Cindy Opaluch of Wakefield hoped for a more upbeat season. She, like most female fans, has not recovered from the sudden death of the handsome and charming Matthew Crawley, husband of Mary, the main love interest in the show.

“It’s still hard to get over the loss of Matthew,” said Opaluch. “Last season wasn’t that much fun. It will be great to see it on the big screen and to be among all these people who are also big fans.”

When the theater went dark at 9 p.m., there were whoops and hollers from the crowd. It was a stirring episode, with five main plot points:

. Molesley, the mousy butler, dyed his hair to look younger.
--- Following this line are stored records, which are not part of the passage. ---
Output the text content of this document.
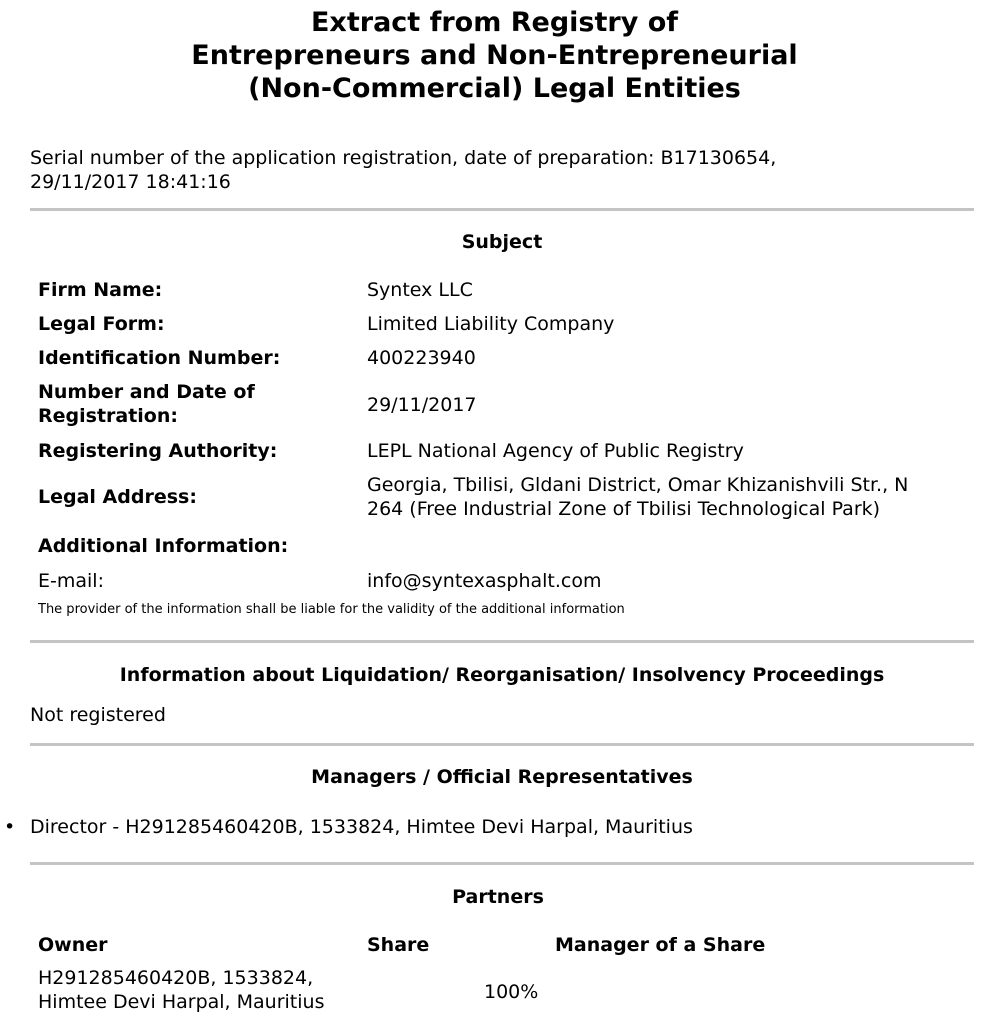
Extract from Registry of
Entrepreneurs and Non-Entrepreneurial
(Non-Commercial) Legal Entities
Serial number of the application registration, date of preparation: B17130654,
29/11/2017 18:41:16
Subject
Firm Name:	Syntex LLC
Legal Form:	Limited Liability Company
Identification Number:	400223940
Number and Date of
Registration:	29/11/2017
Registering Authority:	LEPL National Agency of Public Registry
Legal Address:
Georgia, Tbilisi, Gldani District, Omar Khizanishvili Str., N
264 (Free Industrial Zone of Tbilisi Technological Park)
Additional Information:
E-mail:	info@syntexasphalt.com
The provider of the information shall be liable for the validity of the additional information
Information about Liquidation/ Reorganisation/ Insolvency Proceedings
Not registered
Managers / Official Representatives
• Director - H291285460420B, 1533824, Himtee Devi Harpal, Mauritius
Partners
Owner	Share	Manager of a Share
H291285460420B, 1533824,
Himtee Devi Harpal, Mauritius	100%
This turned out to be a source of great laughter, the running gag of the evening.

. Edith, visiting the tenant farmer who is keeping her daughter, is a wreck trying to devise a way to become part of her daughter’s life.

. Mary seems to be warming up to her most ardent suitor. Her prize line: “I do love you in my cold, unfeeling way.”

. Daisy, the simple maid, wants to learn math to be more than she is.

. Edith nearly burns the house down by tossing a book once owned by her lover into the open fireplace, then dozing off.

When the premiere ended, the audience shouted, “More! More!”

The Navy wives were thrilled. "I thought it was great and so much funnier than last year,” said Schelcher.

“I enjoyed the theater, being with these people, and all the laughter,” said Opaluch.

But the perfect summation of the night’s festivities came from Clark:

“Two of my favorite things,” he said. “Lemon squares and Maggie Smith.”